Your EMT Bags can make You...
or break your back

EMT Trauma Bags

EMT bags you carry has been in development since medics rushed on the field of battle. They all have the same two problems; one - they hold way too much stuff and two - you can not always find what you want when you want it. Here is a picture of a WWII kit.

World War II medical kit


Since WWII we have added flaps, zippers and pockets. Now we still can't find stuff but we're better organized. What I have found is that stocking and organizing your EMT bags is a lot like sorting your sock drawer. It's very personal and you never really figure out what somebody else did.


When selecting an EMT bag you need to consider four things:

  • Purpose
  • Weight
  • Bulk
  • Organization







Purpose
What is the purpose of your bag? Over the years I have carried many different types of bags for many different purposes. When I was responding as the supervisor to calls I carried a limited bag I called a First-In bag. In my first in bag I carried:

Oxygen D-Cylinder with regulator attached

Adult & Pediatric Non-Rebreather O2 Masks

Adult & Pediatric Nasal Cannula

Assortment of oral and nasal airways

Adult BVM

Penlight

Adult BP cuff

Stethoscope

Assortment of 4x4 dressings, 6x9 dressings, multi-trauma dressing

Tape, lots of tape

Nitrile gloves - large

Kling roller bandages

cravats

shears and scissors

junk

 

You can see that this basic kit had quite a bit of stuff. It weighed in at about 15 pounds at one point. The purpose of the kit was to help maintain an open airway and/or to stop bleeding until the ambulance arrived with more equipment. Over time some junk crept in. We had ring cutters, a KTD traction splint, instant glucose tubes, KY Jelly, tongue depressors, bit sticks, and somethings I wasn't able to identify. Overtime the purpose of the bag became more of a general kit rather than to treat problems of ABC.

Weight
Over time that First-In bag got to weigh about 15 pounds (7 Kg). If you are used to walking from the ambulance into a two story residential dwelling then the weight is not too bad. My first job as an EMT was in a poor section of a large eastern city. Many 3 and 4 story walk-ups. No elevators. This meant that I had to carry all my equipment up (bags, reeves, stair chairs, etc.) Weight was a real issue. After only a few calls each day I could swear that my bag was gaining weight.

Bulk
To get more organized we added more pockets, dividers and flaps to our kits. This helped but made the EMT bags become bulkier. Some of our bags were as wide as they were tall and still weighed in at 15 pounds. Many times when walking down narrow hallways we would knock pictures off the wall with our bags. Not too good for public relations.

Consider breaking your bags down to more manageable sizes. My first-in kit which had become a general purpose bag over time was broken down to an ABC bag, a bandage bag and a pediatric bag. This cut down on the bulkiness and actually gave me some more organization.

Organization
When we first started carrying stuff in bags, it would almost always turn out that what we needed the most was a the bottom of the bag. To get to the ring-cutter we would have to dump most of the stuff out. Now EMT bags have pockets, zippered compartments and dividers. what I like is to have one large compartment in the center of the bag to store bulky items. It seems to be a law of physics that the lighter, bulkier items will "Float" to the top of the bag and the heavier items sink to the bottom. Put all the same density material together. Put your most frequently used items on the outside of the bag in pockets.

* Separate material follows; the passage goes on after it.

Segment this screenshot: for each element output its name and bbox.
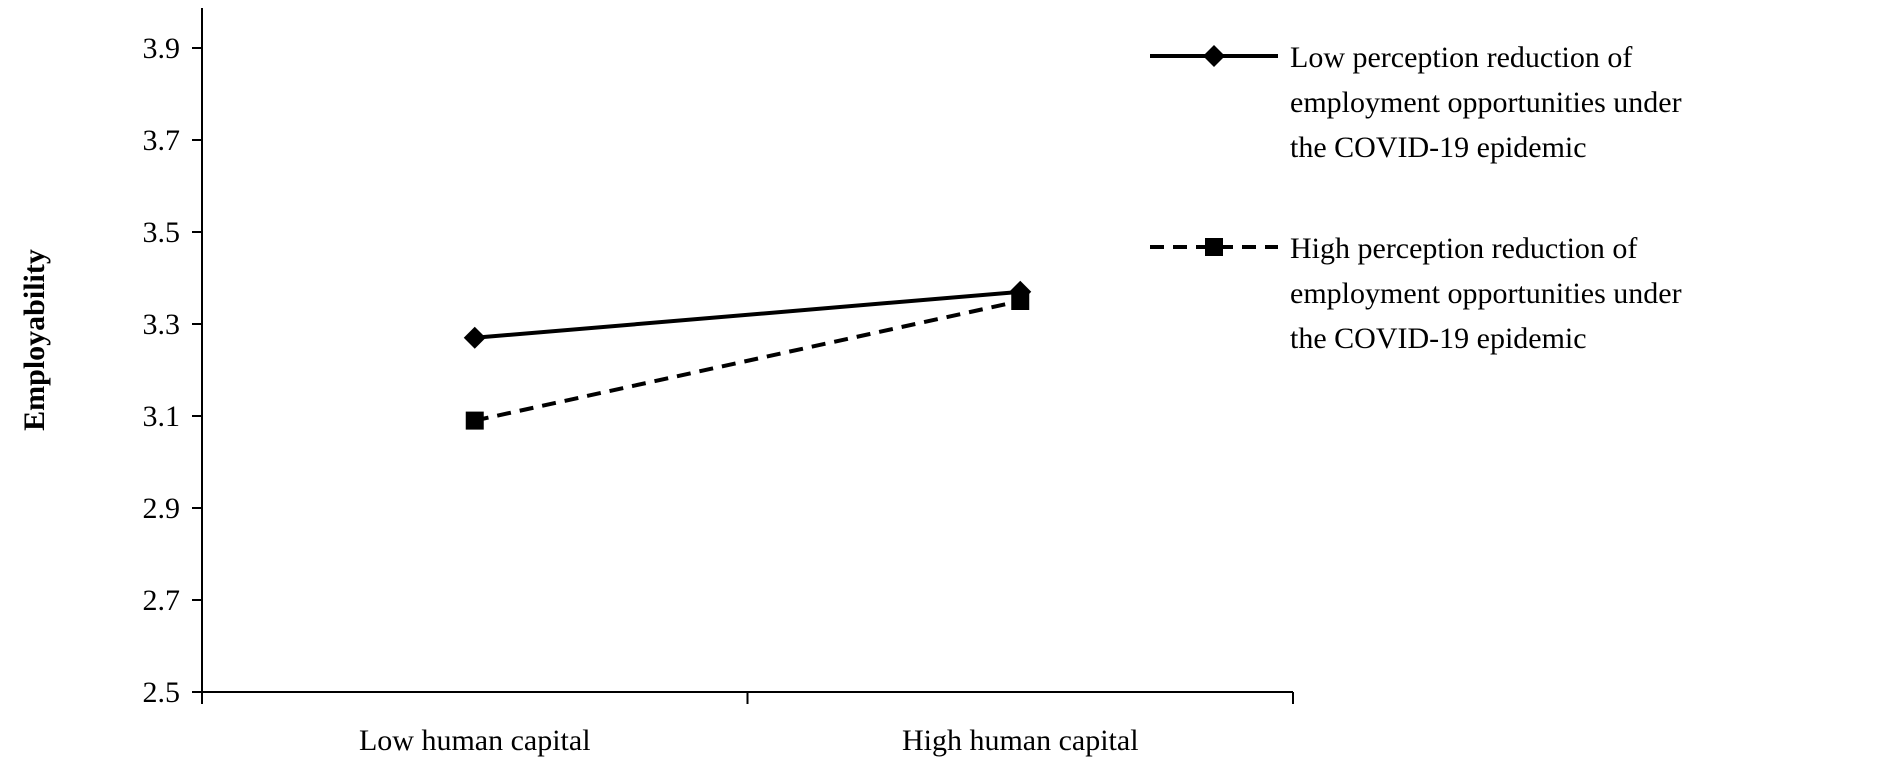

If you use a bag that has oxygen tanks, choose a design that lets you close the bag but still have access to the regulator, liter-flow valve and main valve. Look to have straps so you can sling the bag over your shoulder or hook to the back of a stair chair. One bag I had used to have backpack like straps. I could put the bag over both shoulders to leave my hands free.


Color Coding
Color coding your bags can also help you organize your gear. What I have adopted is the following color codes:

Blue
Blue bags for me are for First-In equipment with mostly adult-sized equipment. Most gear manufactured today has this EMS blue color as an option.

Red
Red bags are for first-on equipment with mostly pediatric-sized equipment

Green
Green bags are specialty bags. I use them for firefighter rehab. I keep several sets of BP cuffs and stethoscopes. I also keep cold pack, hot pack and instant sports drink powder.